My co-sleeping munchkin used the sidecar bed last night for the first time. The crib has been attached to the bed  for a long time, mostly collecting toys.  But for the first time she moved over there on her own and stayed for at least 8 hours. Sigh, talk about bitter sweet.
Perhaps that's why I went on a sugar frenzy this weekend... I whipped up:
  • chocolate chip and date cookies based on the Gluten-Free Gourmand's Scone recipe
  • experimented with orange coconut milk ice cream
  • attempted candy orange peels - not a success, I guess next time I'll have to actually pay attention to the sugar temps
  • chocolate coconut milk ice cream with double the maple syrup and 2 T arrowroot - super yum!
  • and to add something really good for me, started my first batch of fermented carrots.

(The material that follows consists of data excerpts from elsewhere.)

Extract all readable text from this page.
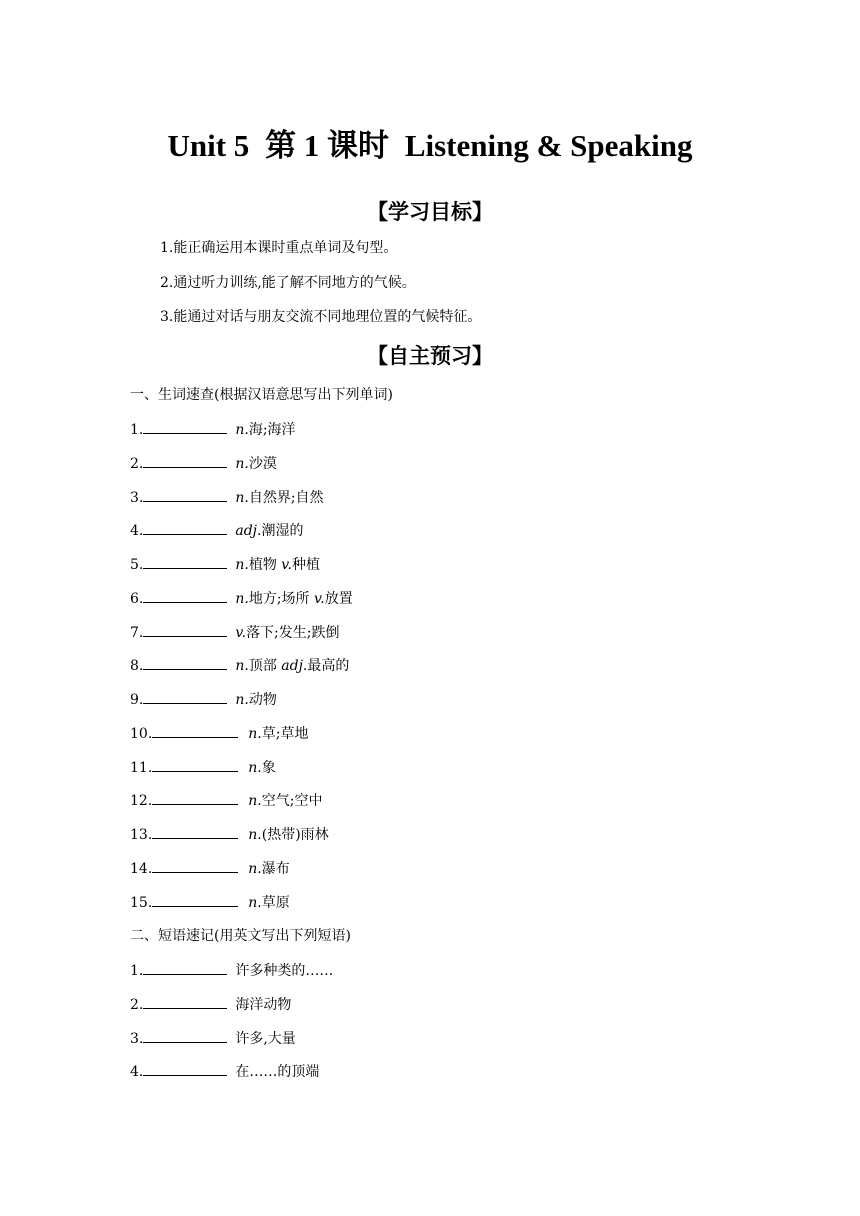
Unit 5 第 1 课时 Listening & Speaking
【学习目标】
1.能正确运用本课时重点单词及句型。
2.通过听力训练,能了解不同地方的气候。
3.能通过对话与朋友交流不同地理位置的气候特征。
【自主预习】
一、生词速查(根据汉语意思写出下列单词)
1.	n.海;海洋
2.	n.沙漠
3.	n.自然界;自然
4.	adj.潮湿的
5.	n.植物 v.种植
6.	n.地方;场所 v.放置
7.	v.落下;发生;跌倒
8.	n.顶部 adj.最高的
9.	n.动物
10.	n.草;草地
11.	n.象
12.	n.空气;空中
13.	n.(热带)雨林
14.	n.瀑布
15.	n.草原
二、短语速记(用英文写出下列短语)
1.	许多种类的……
2.	海洋动物
3.	许多,大量
4.	在……的顶端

Note the still solidifying homemade chocolate candy shell over the ice cream. Clearly I have a sugar issue. But oh my, that ice cream is wonderful. The munchkin can't have eggs (or wheat or a few other things) and the spouse can't have pasteurized dairy, so I've had to alter my ice creamaholicism to special brands that are rather pricey and don't help our budget... So, I am thrilled to find a handmade ice cream that is actually edible with little 'ole me as the ice cream maker. Coconut milk seems to be a natural ingredient in 'ice cream', since it is full of healthy fat and hardens creamily when put in the freezer.